Dans La Dépêche du Midi, Jean-Claude Souléry fait chorus: « L’islam interdit la représentation du Prophète Mahomet. C’est son choix, mais ce n’est pas notre loi. » Et il ose un réjouissant « Bal tragique à +Charlie-Hebdo+.

Patrick Apel-Muller de L’Humanité, juge que ceux qui s’en prennent à l’hebdomadaire satirique « prétendent respecter le sacré sans respecter ce qu’il y a de plus sacré, l’infinie diversité de la pensée humaine et ce qu’elle a de plus émancipé, la création artistique. Et le droit de chacun de ne pas manifester déférence ou dévotion à l’égard du culte d’un autre. »

Ils sont nombreux tel Gérard Noël de Vosges Matin à renvoyer dos-à-dos les intégristes de tous poils: « Les uns sont catholiques et viennent perturber des pièces de théâtre jugées par eux blasphématoires, les autres sont musulmans et, ne souffrant pas qu’on passe leur prophète au tamis de l’humour, mettent le feu au siège d’un journal. Ils appartiennent à la même mouvance, celle des intégristes. »

« Que ses choix éditoriaux et son ton politiquement incorrect exaspèrent, c’est une chose. Autre chose est d’édicter des interdits au nom d’une religion. Dans un état de droit, seule la justice fixe des limites à la presse. », affirme Didier Louis dans Le Courrier Picard.

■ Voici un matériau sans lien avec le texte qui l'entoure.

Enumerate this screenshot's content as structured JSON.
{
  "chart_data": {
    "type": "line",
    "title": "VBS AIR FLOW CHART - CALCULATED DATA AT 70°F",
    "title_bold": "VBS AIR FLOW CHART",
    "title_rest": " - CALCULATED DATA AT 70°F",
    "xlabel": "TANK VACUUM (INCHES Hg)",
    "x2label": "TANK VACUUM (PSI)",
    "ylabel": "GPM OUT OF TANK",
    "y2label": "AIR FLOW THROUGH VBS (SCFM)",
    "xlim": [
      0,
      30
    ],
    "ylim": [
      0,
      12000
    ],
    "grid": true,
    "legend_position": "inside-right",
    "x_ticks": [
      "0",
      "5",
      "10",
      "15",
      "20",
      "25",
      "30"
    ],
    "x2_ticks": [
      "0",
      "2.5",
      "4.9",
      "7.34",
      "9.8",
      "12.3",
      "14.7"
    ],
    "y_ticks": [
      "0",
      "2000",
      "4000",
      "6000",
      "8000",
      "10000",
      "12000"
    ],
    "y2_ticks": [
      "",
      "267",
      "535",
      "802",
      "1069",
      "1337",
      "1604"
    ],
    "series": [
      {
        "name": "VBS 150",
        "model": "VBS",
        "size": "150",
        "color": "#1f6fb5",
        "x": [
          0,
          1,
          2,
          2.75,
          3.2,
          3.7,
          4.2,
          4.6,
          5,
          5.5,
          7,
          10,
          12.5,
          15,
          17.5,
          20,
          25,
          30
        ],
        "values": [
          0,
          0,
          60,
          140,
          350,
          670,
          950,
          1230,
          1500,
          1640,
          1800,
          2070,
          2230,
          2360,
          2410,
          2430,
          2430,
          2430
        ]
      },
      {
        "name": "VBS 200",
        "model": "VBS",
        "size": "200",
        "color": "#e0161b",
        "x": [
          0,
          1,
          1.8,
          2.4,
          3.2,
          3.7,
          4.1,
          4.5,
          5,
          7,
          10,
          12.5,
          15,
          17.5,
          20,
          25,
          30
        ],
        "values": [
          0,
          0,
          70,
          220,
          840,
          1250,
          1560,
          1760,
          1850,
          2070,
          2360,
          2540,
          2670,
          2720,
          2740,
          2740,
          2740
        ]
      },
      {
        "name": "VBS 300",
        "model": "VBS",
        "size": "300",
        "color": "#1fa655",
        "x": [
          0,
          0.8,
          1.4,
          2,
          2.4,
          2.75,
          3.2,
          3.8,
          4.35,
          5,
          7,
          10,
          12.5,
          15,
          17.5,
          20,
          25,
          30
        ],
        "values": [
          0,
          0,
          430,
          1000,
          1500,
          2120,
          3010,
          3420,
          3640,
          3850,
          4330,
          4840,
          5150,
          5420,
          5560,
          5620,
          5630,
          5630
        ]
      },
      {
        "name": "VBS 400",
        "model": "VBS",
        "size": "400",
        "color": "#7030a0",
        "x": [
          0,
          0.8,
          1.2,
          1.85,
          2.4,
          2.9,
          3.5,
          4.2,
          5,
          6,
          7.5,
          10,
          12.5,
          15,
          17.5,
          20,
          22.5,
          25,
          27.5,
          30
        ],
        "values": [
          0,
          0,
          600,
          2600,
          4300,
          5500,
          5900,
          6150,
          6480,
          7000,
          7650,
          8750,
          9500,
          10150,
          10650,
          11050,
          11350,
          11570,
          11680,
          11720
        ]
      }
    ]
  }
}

Observant que les responsables musulmans français ont « condamné l’attentat contre Charlie Hebdo », Bruno Dive dans Sud-Ouest regrette que leurs condamnations soient « trop souvent assorties de réserves. On condamne… mais on comprend quand même. » « On aurait aimé les entendre dire qu’un journal qui brûle, c’est toujours une défaite de la pensée. », conclut-il

Nicoland Demorand directeur de la Rédaction de Liberation qui a recueilli l’équipe de Charlie Hebdo rappelle que « personne ne sait qui a lancé le cocktail Molotov, et l’équipe de Charlie elle-même appelle à la retenue, à la plus grande prudence. » Il stigmatise la récupération de politiques qui « sentant venir la bonne affaire » ont ciblé « les musulmans de France, appelant à déchoir de leur nationalité les auteurs de l’incendie ».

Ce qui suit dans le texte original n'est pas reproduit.